Iraq News

Anbar's desert no longer a safe haven for ISIS

By Khalid al-Taie


Members of the Iraqi forces' 10th Infantry Division search houses in remote areas of Anbar's desert to look for any remaining 'Islamic State of Iraq and Syria' pockets in this photo posted online July 31st. [Photo courtesy of the Iraqi Ministry of Defence]

Joint efforts between Iraqi security forces and Anbar tribesmen have nearly eliminated the presence of the "Islamic State of Iraq and Syria" (ISIS) in Anbar's western desert areas, tribal leaders and local officials say.

Relentless searches, raids and airstrikes have made the desert -- once an ideal hideout for ISIS to regroup and prepare new attacks -- inhospitable to the militant group.

"The desert, especially in western Anbar, was the wellspring of terrorists and their safe haven at the same time," Anbar tribal leader Sheikh Qatari al-Samarmad told Diyaruna.

"In the beginning, the environment there was conducive for ISIS elements to establish bases in large numbers and attack our cities and eventually occupy them [at the end of 2014]," he said.

"After all the cities [of Anbar] were retaken, the terrorists, who were defeated in battle, once again took to the desert to catch their breath and organise their ranks," he said.

"Upon the conclusion of liberation operations, our efforts as tribesmen and security personnel focused on how to prevent those elements from taking advantage of the desert," al-Obaidi said.

"We directed most of our resources over the past months to carrying out large-scale search operations in the desert areas for pockets of terrorists," he said.

"Our duties were characterised by persistence and resolve," he said. "Any complacency or inaction in the conduct of the pursuit campaigns means giving the terrorists a chance to survive."

Purging the desert of ISIS remnants

"We adopted a strategy of constriction and now the joint purge operations carried out by security forces and the tribesmen reached desert villages and remote areas in which no one had set foot before," al-Obaidi said.

Numerous militant dens and hideouts have been destroyed and scores of militants have been killed in raids and airstrikes, he said.

Tribesmen no longer find pockets of terrorists during their searches, indicating that ISIS remnants are on the run, likely taking the risk of crossing the border into Syria where the group still retains some influence, he said.

There are about 250 ISIS fighters still hiding in the desert, particularly in Wadi al-Qathf and Wadi Horan, al-Obaidi said.

"In the past they numbered in the thousands, but today their number has diminished and death surrounds them on all sides," he said.

Joint forces continue to search the desert non-stop, and on July 21st they destroyed three guest houses and one tunnel and detonated 13 improvised explosive devices (IEDs) in areas east of Lake Qadisiyah.

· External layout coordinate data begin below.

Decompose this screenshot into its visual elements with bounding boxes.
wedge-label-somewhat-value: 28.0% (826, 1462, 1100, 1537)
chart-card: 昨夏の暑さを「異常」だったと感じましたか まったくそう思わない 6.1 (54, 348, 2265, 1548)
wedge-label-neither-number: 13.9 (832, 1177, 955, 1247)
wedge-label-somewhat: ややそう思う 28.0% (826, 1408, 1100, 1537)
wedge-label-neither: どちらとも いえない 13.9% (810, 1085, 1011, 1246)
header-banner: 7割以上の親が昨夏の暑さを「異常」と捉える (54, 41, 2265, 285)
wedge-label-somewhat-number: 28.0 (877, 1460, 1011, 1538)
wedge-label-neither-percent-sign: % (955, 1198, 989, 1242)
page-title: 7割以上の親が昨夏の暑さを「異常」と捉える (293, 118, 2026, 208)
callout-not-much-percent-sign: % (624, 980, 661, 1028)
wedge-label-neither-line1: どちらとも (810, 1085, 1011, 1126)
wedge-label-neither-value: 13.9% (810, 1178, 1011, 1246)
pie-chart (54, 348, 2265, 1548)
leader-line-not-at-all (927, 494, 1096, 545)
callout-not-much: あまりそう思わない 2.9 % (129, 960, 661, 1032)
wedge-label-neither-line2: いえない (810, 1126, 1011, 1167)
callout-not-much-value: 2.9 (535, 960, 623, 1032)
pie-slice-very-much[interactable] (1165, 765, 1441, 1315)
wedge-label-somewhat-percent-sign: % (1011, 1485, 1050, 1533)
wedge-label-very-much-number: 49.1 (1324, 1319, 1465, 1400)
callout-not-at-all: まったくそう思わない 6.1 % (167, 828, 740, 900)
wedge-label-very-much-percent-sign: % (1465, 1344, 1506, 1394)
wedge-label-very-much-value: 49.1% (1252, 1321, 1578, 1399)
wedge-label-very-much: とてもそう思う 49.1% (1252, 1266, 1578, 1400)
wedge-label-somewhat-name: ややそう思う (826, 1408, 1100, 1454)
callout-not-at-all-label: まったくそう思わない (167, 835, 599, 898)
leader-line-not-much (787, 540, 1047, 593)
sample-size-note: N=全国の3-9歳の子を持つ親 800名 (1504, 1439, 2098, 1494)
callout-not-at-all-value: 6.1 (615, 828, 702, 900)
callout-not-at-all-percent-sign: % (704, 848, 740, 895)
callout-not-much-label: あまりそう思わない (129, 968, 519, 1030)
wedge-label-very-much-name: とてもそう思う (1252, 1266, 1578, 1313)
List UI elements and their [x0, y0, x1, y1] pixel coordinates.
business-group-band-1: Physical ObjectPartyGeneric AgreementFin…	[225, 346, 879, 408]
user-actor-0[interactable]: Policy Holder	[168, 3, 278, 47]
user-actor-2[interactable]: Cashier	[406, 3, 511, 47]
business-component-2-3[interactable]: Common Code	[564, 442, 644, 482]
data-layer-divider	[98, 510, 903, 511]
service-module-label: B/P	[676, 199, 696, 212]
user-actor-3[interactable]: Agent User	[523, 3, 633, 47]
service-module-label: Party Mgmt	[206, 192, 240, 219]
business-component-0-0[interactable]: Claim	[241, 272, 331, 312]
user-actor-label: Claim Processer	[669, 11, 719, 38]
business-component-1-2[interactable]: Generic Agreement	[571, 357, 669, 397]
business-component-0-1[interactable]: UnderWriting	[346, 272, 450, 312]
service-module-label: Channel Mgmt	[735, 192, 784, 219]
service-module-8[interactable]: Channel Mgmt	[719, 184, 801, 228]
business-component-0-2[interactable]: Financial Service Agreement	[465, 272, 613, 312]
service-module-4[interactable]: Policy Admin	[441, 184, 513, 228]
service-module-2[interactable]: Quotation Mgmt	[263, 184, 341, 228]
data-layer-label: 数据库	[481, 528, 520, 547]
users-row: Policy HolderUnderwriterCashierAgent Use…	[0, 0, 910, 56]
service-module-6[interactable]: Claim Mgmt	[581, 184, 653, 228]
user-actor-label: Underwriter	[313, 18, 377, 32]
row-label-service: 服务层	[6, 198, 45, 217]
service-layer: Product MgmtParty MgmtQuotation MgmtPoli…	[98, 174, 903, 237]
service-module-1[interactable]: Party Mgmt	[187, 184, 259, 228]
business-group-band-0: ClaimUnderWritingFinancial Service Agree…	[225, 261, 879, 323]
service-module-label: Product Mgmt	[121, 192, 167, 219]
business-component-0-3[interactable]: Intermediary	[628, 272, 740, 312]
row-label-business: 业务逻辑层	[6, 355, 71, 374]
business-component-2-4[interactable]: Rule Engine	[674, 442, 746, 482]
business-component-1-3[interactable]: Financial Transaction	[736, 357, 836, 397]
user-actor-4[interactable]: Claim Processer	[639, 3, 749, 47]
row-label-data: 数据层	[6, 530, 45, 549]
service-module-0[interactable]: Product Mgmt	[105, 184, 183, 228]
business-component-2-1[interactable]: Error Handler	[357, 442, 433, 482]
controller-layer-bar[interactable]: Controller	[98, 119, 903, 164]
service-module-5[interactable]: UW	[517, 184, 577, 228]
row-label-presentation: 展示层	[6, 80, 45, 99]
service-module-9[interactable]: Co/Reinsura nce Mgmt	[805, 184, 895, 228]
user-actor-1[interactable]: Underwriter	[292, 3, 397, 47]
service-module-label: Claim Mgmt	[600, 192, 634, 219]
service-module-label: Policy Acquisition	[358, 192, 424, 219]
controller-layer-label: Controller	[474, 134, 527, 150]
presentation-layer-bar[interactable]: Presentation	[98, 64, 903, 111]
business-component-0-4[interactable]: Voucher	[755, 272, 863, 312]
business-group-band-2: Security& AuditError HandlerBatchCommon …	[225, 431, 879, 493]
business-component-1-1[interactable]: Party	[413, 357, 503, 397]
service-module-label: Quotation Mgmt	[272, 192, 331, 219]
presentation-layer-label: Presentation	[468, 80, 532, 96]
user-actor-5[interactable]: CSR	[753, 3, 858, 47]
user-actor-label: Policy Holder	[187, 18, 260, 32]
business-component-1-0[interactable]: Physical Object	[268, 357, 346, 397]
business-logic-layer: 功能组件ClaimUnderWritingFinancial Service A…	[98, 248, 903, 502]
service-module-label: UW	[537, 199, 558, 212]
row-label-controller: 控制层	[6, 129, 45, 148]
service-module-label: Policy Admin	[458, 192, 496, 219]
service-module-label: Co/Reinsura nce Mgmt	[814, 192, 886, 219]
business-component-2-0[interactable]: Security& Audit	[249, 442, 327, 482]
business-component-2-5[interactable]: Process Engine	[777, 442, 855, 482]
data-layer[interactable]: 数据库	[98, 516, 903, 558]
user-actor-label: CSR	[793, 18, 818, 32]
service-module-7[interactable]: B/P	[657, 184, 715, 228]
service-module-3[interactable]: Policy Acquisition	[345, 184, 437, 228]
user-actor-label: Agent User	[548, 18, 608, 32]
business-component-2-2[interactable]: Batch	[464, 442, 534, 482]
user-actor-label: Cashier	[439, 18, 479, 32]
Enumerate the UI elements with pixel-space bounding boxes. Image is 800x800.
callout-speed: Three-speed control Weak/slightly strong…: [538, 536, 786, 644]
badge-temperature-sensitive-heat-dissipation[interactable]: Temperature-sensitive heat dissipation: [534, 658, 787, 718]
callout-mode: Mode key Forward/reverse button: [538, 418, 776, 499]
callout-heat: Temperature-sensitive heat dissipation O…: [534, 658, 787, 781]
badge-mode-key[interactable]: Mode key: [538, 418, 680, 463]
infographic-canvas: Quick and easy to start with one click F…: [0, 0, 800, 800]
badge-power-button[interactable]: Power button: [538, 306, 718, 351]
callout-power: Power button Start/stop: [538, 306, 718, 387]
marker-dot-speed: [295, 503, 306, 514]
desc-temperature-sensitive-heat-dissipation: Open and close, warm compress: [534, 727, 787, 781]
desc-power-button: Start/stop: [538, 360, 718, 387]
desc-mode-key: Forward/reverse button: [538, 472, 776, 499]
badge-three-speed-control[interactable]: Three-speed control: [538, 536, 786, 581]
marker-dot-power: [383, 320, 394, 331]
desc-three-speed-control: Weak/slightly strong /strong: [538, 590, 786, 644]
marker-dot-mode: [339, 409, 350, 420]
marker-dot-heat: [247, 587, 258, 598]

On July 23rd, the forces seized a factory used for manufacturing explosives and a rocket launcher left behind by ISIS in the al-Karabla area, east of al-Qaim.

"The desert is no longer the preferred destination for terrorists to hide out of sight from security personnel and the tribesmen," al-Qaim Mayor Ahmed al-Dulaimi told Diyaruna.

"The large number of security operations being carried out there scattered ISIS's remnants and restricted their movement, and their hideouts are coming under fire," he said. "The terrorists have no option other than to die or escape outside the country."

Al-Dulaimi called for continued monitoring of the desert, noting that the improvement of security in the cities of his province is mainly due to the ongoing campaigns to clear the desert areas of the remnants of terrorism.

Security under control

ISIS's loss of the desert is the final and deadliest stab to the body of that terrorist group that is riddled with stab wounds, Rawa Mayor Hussein al-Akidi told Diyaruna.

The purging operations are not limited to the desert areas adjacent to cities, but extend much further into areas near the border with Syria, which serve as security and defence barriers against any infiltration attempt by the terrorists, he said.

"The security situation, both in cities and the desert, is under absolute control by our forces," al-Akidi said, adding that Rawa, which was the last city from which the terrorists were expelled, is working hard like the other liberated cities to turn the page of the war and eliminate all traces of terrorism.